Il est difficile de créer ces institutions pendant cette période de misère et de famine. Mais le parti doit faire tout son possible pour attirer la femme ouvrière au travail commun.

[Lire le chapitre suivant sur l’égalité des droits des différentes races ou nationalités. Voici les articles de notre Constitution concernant cette question :

« ART. 20. — Au nom de la solidarité des travailleurs de tous les pays, la R.S.F.S.R. accorde tous les droits politiques des citoyens russes aux étrangers qui travaillent sur le territoire de la République et qui appartiennent à la classe ouvrière ou à la classe des paysans ne vivant pas du travail d’autrui; elle reconnaît aux Soviets locaux le droit d’accorder à ces étrangers, sans autres formalités, les droits de citoyen russe.

« ART. 21. — La R.S.F.S.R. accorde le droit d’asile à tous les étrangers persécutés pour des crimes politiques et religieux.

« ART. 22. — La R.S.F.S.R., reconnaissant l’égalité des droits à tous les citoyens, indépendamment de leur race ou de leur nationalité, déclare qu’il est contraire aux lois fondamentales de la République d’instituer ou de tolérer des privilèges ou des prérogatives quelconques fondées sur ces motifs, ainsi que d’opprimer des minorités nationales ou de limiter leurs droits. »]

51. Le Parlementarisme et le régime soviétique[modifier le wikicode]

Les démocraties bourgeoises ont à leur tête le Parlement. C’est une institution qui est élue d’une manière ou d’une autre. Dans certains pays, seuls les riches sont électeurs, dans d’autres une partie des pauvres sont admis à voter ; ou bien sont électeurs tous les hommes à partir d’un certain âge et parfois les femmes aussi. Même dans les pays où le Parlement est élu au suffrage universel, ce sont toujours les représentants de la bourgeoisie qui passent en majorité. Après ce que nous avons écrit, il est facile de comprendre pourquoi. Représentons-nous un pays où les ouvriers qui forment la majorité de la population ont le droit de suffrage, songeons également que toutes les richesses se trouvent aux mains des capitalistes, que toute la presse leur appartient, qu’ils disposent des salles de réunion, qu’ils ont à leur service des artistes, des imprimeries, des millions de feuilles, que tous les ministres de tous les cultes prêchent leur cause pendant que leurs autres agents : avocats, journalistes, orateurs, flattent les ouvriers et paraissent défendre leurs idées.

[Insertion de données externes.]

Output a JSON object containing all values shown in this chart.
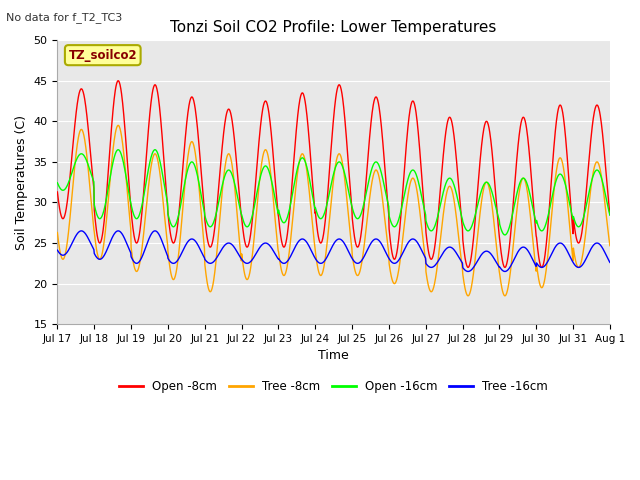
{
  "title": "Tonzi Soil CO2 Profile: Lower Temperatures",
  "subtitle": "No data for f_T2_TC3",
  "box_label": "TZ_soilco2",
  "xlabel": "Time",
  "ylabel": "Soil Temperatures (C)",
  "ylim": [
    15,
    50
  ],
  "yticks": [
    15,
    20,
    25,
    30,
    35,
    40,
    45,
    50
  ],
  "xtick_labels": [
    "Jul 17",
    "Jul 18",
    "Jul 19",
    "Jul 20",
    "Jul 21",
    "Jul 22",
    "Jul 23",
    "Jul 24",
    "Jul 25",
    "Jul 26",
    "Jul 27",
    "Jul 28",
    "Jul 29",
    "Jul 30",
    "Jul 31",
    "Aug 1"
  ],
  "colors": {
    "open_8cm": "#ff0000",
    "tree_8cm": "#ffa500",
    "open_16cm": "#00ff00",
    "tree_16cm": "#0000ff"
  },
  "legend_labels": [
    "Open -8cm",
    "Tree -8cm",
    "Open -16cm",
    "Tree -16cm"
  ],
  "background_color": "#ffffff",
  "plot_bg_color": "#e8e8e8",
  "n_days": 15,
  "open_8cm_peaks": [
    44,
    45,
    44.5,
    43,
    41.5,
    42.5,
    43.5,
    44.5,
    43,
    42.5,
    40.5,
    40,
    40.5,
    42,
    42
  ],
  "open_8cm_troughs": [
    28,
    25,
    25,
    25,
    24.5,
    24.5,
    24.5,
    25,
    24.5,
    23,
    23,
    22,
    22,
    22,
    25
  ],
  "tree_8cm_peaks": [
    39,
    39.5,
    36,
    37.5,
    36,
    36.5,
    36,
    36,
    34,
    33,
    32,
    32.5,
    33,
    35.5,
    35
  ],
  "tree_8cm_troughs": [
    23,
    23,
    21.5,
    20.5,
    19,
    20.5,
    21,
    21,
    21,
    20,
    19,
    18.5,
    18.5,
    19.5,
    22
  ],
  "open_16cm_peaks": [
    36,
    36.5,
    36.5,
    35,
    34,
    34.5,
    35.5,
    35,
    35,
    34,
    33,
    32.5,
    33,
    33.5,
    34
  ],
  "open_16cm_troughs": [
    31.5,
    28,
    28,
    27,
    27,
    27,
    27.5,
    28,
    28,
    27,
    26.5,
    26.5,
    26,
    26.5,
    27
  ],
  "tree_16cm_peaks": [
    26.5,
    26.5,
    26.5,
    25.5,
    25,
    25,
    25.5,
    25.5,
    25.5,
    25.5,
    24.5,
    24,
    24.5,
    25,
    25
  ],
  "tree_16cm_troughs": [
    23.5,
    23,
    22.5,
    22.5,
    22.5,
    22.5,
    22.5,
    22.5,
    22.5,
    22.5,
    22,
    21.5,
    21.5,
    22,
    22
  ],
  "peak_phase": 0.65,
  "trough_phase": 0.15
}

Ajoutons-y la puissance financière, la force énorme des syndicats patronaux qui cherchent à corrompre l’élu ouvrier, même honnête, en lui offrant des places avantageuses ou en le flattant dans leurs journaux. Voyons, au contraire, les ouvriers occupés toute la journée à un dur labeur et qui n’ont ni le temps ni les moyens pour se réunir. Et nous comprendrons pourquoi, dans ces parlements démocratiques, la majorité est composée d’agents déclarés ou secrets de la bourgeoisie, du capital financier ou des rois des banques.

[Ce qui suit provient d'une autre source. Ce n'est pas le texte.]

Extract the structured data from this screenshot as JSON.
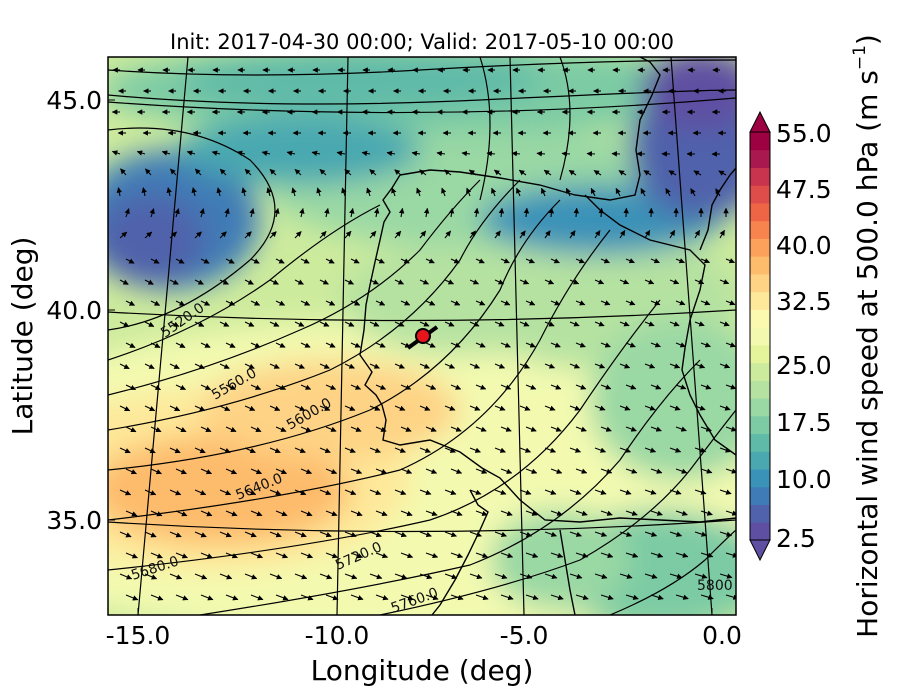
{
  "title": "Init: 2017-04-30 00:00; Valid: 2017-05-10 00:00",
  "xlabel": "Longitude (deg)",
  "ylabel": "Latitude (deg)",
  "colorbar": {
    "label": "Horizontal wind speed at 500.0 hPa (m s",
    "label_sup": "−1",
    "label_end": ")",
    "ticks": [
      "55.0",
      "47.5",
      "40.0",
      "32.5",
      "25.0",
      "17.5",
      "10.0",
      "2.5"
    ],
    "range": [
      2.5,
      55.0
    ],
    "colors": [
      "#5e4fa2",
      "#4f62ab",
      "#3f7bb6",
      "#3a92b8",
      "#4aa8b0",
      "#5fbaa8",
      "#7ccba4",
      "#9ad8a4",
      "#b5e2a1",
      "#cdeb9d",
      "#e4f49b",
      "#f3fab0",
      "#fbf8b0",
      "#fee89a",
      "#fed385",
      "#fdbb6c",
      "#fba15b",
      "#f7844e",
      "#ee6545",
      "#de4d4a",
      "#c8334d",
      "#a9184e",
      "#9e0142"
    ]
  },
  "x_ticks": [
    "-15.0",
    "-10.0",
    "-5.0",
    "0.0"
  ],
  "y_ticks": [
    "45.0",
    "40.0",
    "35.0"
  ],
  "contour_labels": [
    "5520.0",
    "5560.0",
    "5600.0",
    "5640.0",
    "5680.0",
    "5720.0",
    "5760.0",
    "5800"
  ],
  "marker": {
    "lon": -7.8,
    "lat": 39.3,
    "color": "#e8141c"
  },
  "chart_data": {
    "type": "map",
    "field": "Horizontal wind speed at 500.0 hPa",
    "units": "m s-1",
    "xlim": [
      -15.8,
      0.3
    ],
    "ylim": [
      32.8,
      46.1
    ],
    "contours": "500 hPa geopotential height",
    "contour_levels": [
      5520.0,
      5560.0,
      5600.0,
      5640.0,
      5680.0,
      5720.0,
      5760.0,
      5800
    ]
  }
}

Le député, difficile à choisir pour les ouvriers, une fois au Parlement, se rit de ses électeurs. Son poste lui est assuré pour trois ou quatre ans. Le voilà indépendant de ses électeurs, il se vend à droite et à gauche, et la loi s’oppose à ce qu’il soit révoqué.

Telle est la situation du parlementarisme ou régime démocratique bourgeois. C’est tout autre chose dans la République des Soviets. Là, tous les parasites, commerçants et industriels, évêques et propriétaires ruraux, généraux et mercantis, tous sont privés des droits électoraux : ils ne sont pas électeurs et ne peuvent pas être élus. Par contre le vote est facile aux ouvriers et paysans pauvres. De plus les électeurs peuvent à tout instant révoquer leur élu et le remplacer par un autre. Si un député fait mal son devoir, trahit son drapeau, etc., on le révoque. Ce droit de révocation n’est appliqué nulle part aussi largement que dans la République des Soviets. Le Parlement dans les républiques bourgeoises est une institution où l’on ne fait que des discours. Le vrai travail est fait par les ministres, les fonctionnaires, etc. Quant au Parlement, il adopte ou repousse les projets de lois, « contrôle » les ministres par des interpellations et vote pour ou contre la proposition du gouvernement. Le Parlement a, dit-on, le pouvoir législatif. Quant au pouvoir exécutif, il appartient aux ministres. Par conséquent ce n’est pas le Parlement qui traite les affaires du pays, les députés ne font qu’y bavarder. En régime soviétique, il en est tout autrement. L’organe suprême du Gouvernement est le Congrès des Soviets. Notre Constitution déclare à ce sujet : « ART. 24. — Le Congrès panrusse des Soviets est l’autorité suprême de la République socialiste fédérative des Soviets de Russie. » Il doit se réunir au moins deux fois par an II examine tout le travail accompli, prend les décisions nécessitées par la situation et ces décisions ont force de lois. Tous les membres du Congrès sont des travailleurs de différentes provinces qui participent à la vie politique de leur région et qui y travaillent continuellement. En tout cas, ce ne sont pas des politiciens de métier, ni de beaux parleurs. Le pouvoir pendant les intervalles qui séparent les Congrès appartient au Comité Exécutif Central élu par le Congrès. Ce Comité adopte les lois et les fait appliquer, il possède en même temps le pouvoir législatif et le pouvoir exécutif. Il se subdivise en Commissariats du Peuple où travaillent les membres du Comité. C’est ainsi que le Comité Central Exécutif est bien un organe de travail.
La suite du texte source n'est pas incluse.